While Sweetie was still in Indiana, over Skype we designed a cake that represents the activities we've shared over the past ten years. My single community college drawing class didn't give me the skills to freehand the design, so I researched how to trace patterns onto cakes for decorating. The Internet instructed me to...

  1. Use an image editing program to flip the design horizontally. Print it out. Trace the pan you'll be using around the design to make a perfect cake-sized template.
  2. Put the template on a solid surface, like a piece of cardboard or a pane of glass.
  3. Tape a piece of transparent parchment or wax paper over the template.
  4. Pipe colored buttercream frosting directly onto the parchment paper, following the template underneath.
  5. Fill in the rest of the template with background frosting to create one massive cake topper.
  6. Freeze the topper overnight.
  7. Flip the frozen topper onto the top of the prepared cake. Carefully peel off the parchment paper.
  8. Gently smooth out the bumps and lines in the frozen frosting with a clean finger.
  9. Bask in the compliments on your supposed artistic genius!
TK's hands piping butterfly on wedding cake
Picture of TK making wedding cake
Wedding cake design in buttercream
Buttercream design transferred to cake
Finished cake on cardboard

The Dress

Sewing the dress was a month-long process. I chose the fabric first: a mint polyester charmeuse. Since charmeuse is thin and slippery, I decided to draft a very simple pattern for it—princess seams, a low back, and a long half-circle skirt. Then I glammed up the arms and neck with pearl embellishments my mother sent me.

TK's wedding dress, front
TK's wedding dress, side
TK's wedding dress, back
TK's wedding dress, back

The pearl flower at the base of the low back hides the zipper slider. The idea was a "happy accident." I hadn't expected the top of the zipper to look so sloppy, and when casting around for ways to fix it I spotted the pearl flowers I'd planned to use in hair accessories. I sewed hooks to one flower and eyes to the dress, and now after zipping up I can attach the flower over the top.

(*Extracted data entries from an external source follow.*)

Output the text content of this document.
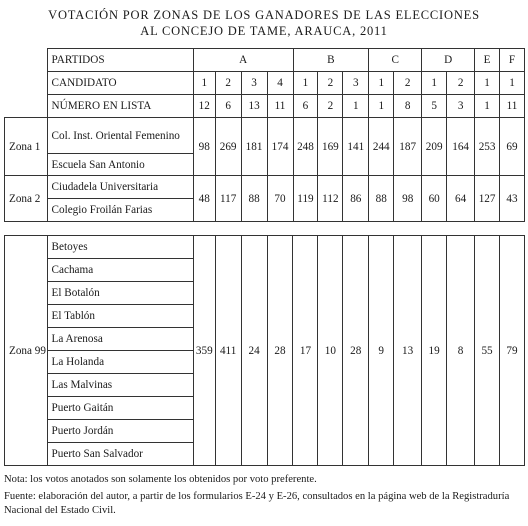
VOTACIÓN POR ZONAS DE LOS GANADORES DE LAS ELECCIONES
AL CONCEJO DE TAME, ARAUCA, 2011
	PARTIDOS	A				B			C		D		E	F
	CANDIDATO	1	2	3	4	1	2	3	1	2	1	2	1	1
	NÚMERO EN LISTA	12	6	13	11	6	2	1	1	8	5	3	1	11
Zona 1	Col. Inst. Oriental Femenino	98	269	181	174	248	169	141	244	187	209	164	253	69
	Escuela San Antonio													
Zona 2	Ciudadela Universitaria	48	117	88	70	119	112	86	88	98	60	64	127	43
	Colegio Froilán Farias													
Zona 99	Betoyes	359	411	24	28	17	10	28	9	13	19	8	55	79
Cachama
El Botalón
El Tablón
La Arenosa
La Holanda
Las Malvinas
Puerto Gaitán
Puerto Jordán
Puerto San Salvador
Nota: los votos anotados son solamente los obtenidos por voto preferente.
Fuente: elaboración del autor, a partir de los formularios E-24 y E-26, consultados en la página web de la Registraduría Nacional del Estado Civil.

The lace along the sash and hemline was also a "happy accident." When I sewed the skirt, the charmeuse twisted and left me with an ugly bunched-up hem. I bolted to Jo-Ann Fabrics and found a pretty bridal-looking nylon lace to cover up the bunching. Then I added the lace to the sash for cohesion.

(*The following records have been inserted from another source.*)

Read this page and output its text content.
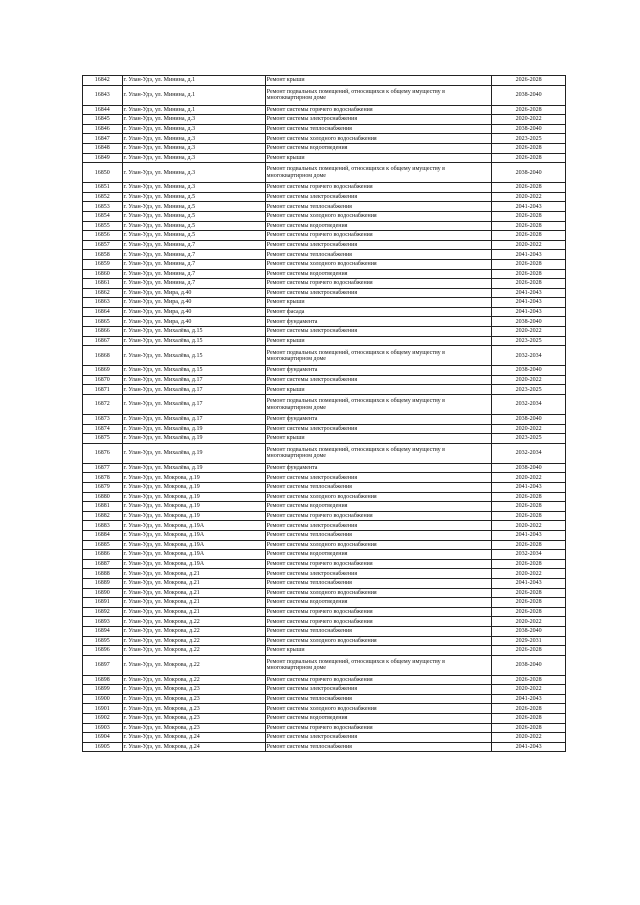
16842	г. Улан-Удэ, ул. Минина, д.1	Ремонт крыши	2026-2028
16843	г. Улан-Удэ, ул. Минина, д.1	Ремонт подвальных помещений, относящихся к общему имуществу в многоквартирном доме	2038-2040
16844	г. Улан-Удэ, ул. Минина, д.1	Ремонт системы горячего водоснабжения	2026-2028
16845	г. Улан-Удэ, ул. Минина, д.3	Ремонт системы электроснабжения	2020-2022
16846	г. Улан-Удэ, ул. Минина, д.3	Ремонт системы теплоснабжения	2038-2040
16847	г. Улан-Удэ, ул. Минина, д.3	Ремонт системы холодного водоснабжения	2023-2025
16848	г. Улан-Удэ, ул. Минина, д.3	Ремонт системы водоотведения	2026-2028
16849	г. Улан-Удэ, ул. Минина, д.3	Ремонт крыши	2026-2028
16850	г. Улан-Удэ, ул. Минина, д.3	Ремонт подвальных помещений, относящихся к общему имуществу в многоквартирном доме	2038-2040
16851	г. Улан-Удэ, ул. Минина, д.3	Ремонт системы горячего водоснабжения	2026-2028
16852	г. Улан-Удэ, ул. Минина, д.5	Ремонт системы электроснабжения	2020-2022
16853	г. Улан-Удэ, ул. Минина, д.5	Ремонт системы теплоснабжения	2041-2043
16854	г. Улан-Удэ, ул. Минина, д.5	Ремонт системы холодного водоснабжения	2026-2028
16855	г. Улан-Удэ, ул. Минина, д.5	Ремонт системы водоотведения	2026-2028
16856	г. Улан-Удэ, ул. Минина, д.5	Ремонт системы горячего водоснабжения	2026-2028
16857	г. Улан-Удэ, ул. Минина, д.7	Ремонт системы электроснабжения	2020-2022
16858	г. Улан-Удэ, ул. Минина, д.7	Ремонт системы теплоснабжения	2041-2043
16859	г. Улан-Удэ, ул. Минина, д.7	Ремонт системы холодного водоснабжения	2026-2028
16860	г. Улан-Удэ, ул. Минина, д.7	Ремонт системы водоотведения	2026-2028
16861	г. Улан-Удэ, ул. Минина, д.7	Ремонт системы горячего водоснабжения	2026-2028
16862	г. Улан-Удэ, ул. Мира, д.40	Ремонт системы электроснабжения	2041-2043
16863	г. Улан-Удэ, ул. Мира, д.40	Ремонт крыши	2041-2043
16864	г. Улан-Удэ, ул. Мира, д.40	Ремонт фасада	2041-2043
16865	г. Улан-Удэ, ул. Мира, д.40	Ремонт фундамента	2038-2040
16866	г. Улан-Удэ, ул. Михалёва, д.15	Ремонт системы электроснабжения	2020-2022
16867	г. Улан-Удэ, ул. Михалёва, д.15	Ремонт крыши	2023-2025
16868	г. Улан-Удэ, ул. Михалёва, д.15	Ремонт подвальных помещений, относящихся к общему имуществу в многоквартирном доме	2032-2034
16869	г. Улан-Удэ, ул. Михалёва, д.15	Ремонт фундамента	2038-2040
16870	г. Улан-Удэ, ул. Михалёва, д.17	Ремонт системы электроснабжения	2020-2022
16871	г. Улан-Удэ, ул. Михалёва, д.17	Ремонт крыши	2023-2025
16872	г. Улан-Удэ, ул. Михалёва, д.17	Ремонт подвальных помещений, относящихся к общему имуществу в многоквартирном доме	2032-2034
16873	г. Улан-Удэ, ул. Михалёва, д.17	Ремонт фундамента	2038-2040
16874	г. Улан-Удэ, ул. Михалёва, д.19	Ремонт системы электроснабжения	2020-2022
16875	г. Улан-Удэ, ул. Михалёва, д.19	Ремонт крыши	2023-2025
16876	г. Улан-Удэ, ул. Михалёва, д.19	Ремонт подвальных помещений, относящихся к общему имуществу в многоквартирном доме	2032-2034
16877	г. Улан-Удэ, ул. Михалёва, д.19	Ремонт фундамента	2038-2040
16878	г. Улан-Удэ, ул. Мокрова, д.19	Ремонт системы электроснабжения	2020-2022
16879	г. Улан-Удэ, ул. Мокрова, д.19	Ремонт системы теплоснабжения	2041-2043
16880	г. Улан-Удэ, ул. Мокрова, д.19	Ремонт системы холодного водоснабжения	2026-2028
16881	г. Улан-Удэ, ул. Мокрова, д.19	Ремонт системы водоотведения	2026-2028
16882	г. Улан-Удэ, ул. Мокрова, д.19	Ремонт системы горячего водоснабжения	2026-2028
16883	г. Улан-Удэ, ул. Мокрова, д.19А	Ремонт системы электроснабжения	2020-2022
16884	г. Улан-Удэ, ул. Мокрова, д.19А	Ремонт системы теплоснабжения	2041-2043
16885	г. Улан-Удэ, ул. Мокрова, д.19А	Ремонт системы холодного водоснабжения	2026-2028
16886	г. Улан-Удэ, ул. Мокрова, д.19А	Ремонт системы водоотведения	2032-2034
16887	г. Улан-Удэ, ул. Мокрова, д.19А	Ремонт системы горячего водоснабжения	2026-2028
16888	г. Улан-Удэ, ул. Мокрова, д.21	Ремонт системы электроснабжения	2020-2022
16889	г. Улан-Удэ, ул. Мокрова, д.21	Ремонт системы теплоснабжения	2041-2043
16890	г. Улан-Удэ, ул. Мокрова, д.21	Ремонт системы холодного водоснабжения	2026-2028
16891	г. Улан-Удэ, ул. Мокрова, д.21	Ремонт системы водоотведения	2026-2028
16892	г. Улан-Удэ, ул. Мокрова, д.21	Ремонт системы горячего водоснабжения	2026-2028
16893	г. Улан-Удэ, ул. Мокрова, д.22	Ремонт системы горячего водоснабжения	2020-2022
16894	г. Улан-Удэ, ул. Мокрова, д.22	Ремонт системы теплоснабжения	2038-2040
16895	г. Улан-Удэ, ул. Мокрова, д.22	Ремонт системы холодного водоснабжения	2029-2031
16896	г. Улан-Удэ, ул. Мокрова, д.22	Ремонт крыши	2026-2028
16897	г. Улан-Удэ, ул. Мокрова, д.22	Ремонт подвальных помещений, относящихся к общему имуществу в многоквартирном доме	2038-2040
16898	г. Улан-Удэ, ул. Мокрова, д.22	Ремонт системы горячего водоснабжения	2026-2028
16899	г. Улан-Удэ, ул. Мокрова, д.23	Ремонт системы электроснабжения	2020-2022
16900	г. Улан-Удэ, ул. Мокрова, д.23	Ремонт системы теплоснабжения	2041-2043
16901	г. Улан-Удэ, ул. Мокрова, д.23	Ремонт системы холодного водоснабжения	2026-2028
16902	г. Улан-Удэ, ул. Мокрова, д.23	Ремонт системы водоотведения	2026-2028
16903	г. Улан-Удэ, ул. Мокрова, д.23	Ремонт системы горячего водоснабжения	2026-2028
16904	г. Улан-Удэ, ул. Мокрова, д.24	Ремонт системы электроснабжения	2020-2022
16905	г. Улан-Удэ, ул. Мокрова, д.24	Ремонт системы теплоснабжения	2041-2043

Later I'll cut the skirt to tea-length and replace the sash with another color, and then I'll have a regular party dress for other occasions.

The Accessories

For my hair, I took a cheap plastic headband and covered it in several coats of silver nail polish. After letting it dry for 24 hours, I used E6000 industrial-strength adhesive to attach another pearl flower to one side.

TK's wedding headband

For my shoes, I found a pair of gold ballet flats at Payless Shoe Source. I used the E6000 to decorate the toplines with the same pearl strings I sewed along the neckline of my dress.

TK's wedding shoes

The Miscellany

In the week leading up to the ceremony, I purchased our rings, prepared Sweetie's suit and tie, and colored my hair black with a vegan PPD-free dye that turned my skin and bathtub various shades of blue, purple, and green. Sweetie flew back from Indiana five days before the wedding—just enough time to apply for our marriage license and scrub the "chariot," a.k.a. the 2002 Ford Taurus.

These preparations complete, we had only to wait for the clock to tick down to Part 2: The Wedding.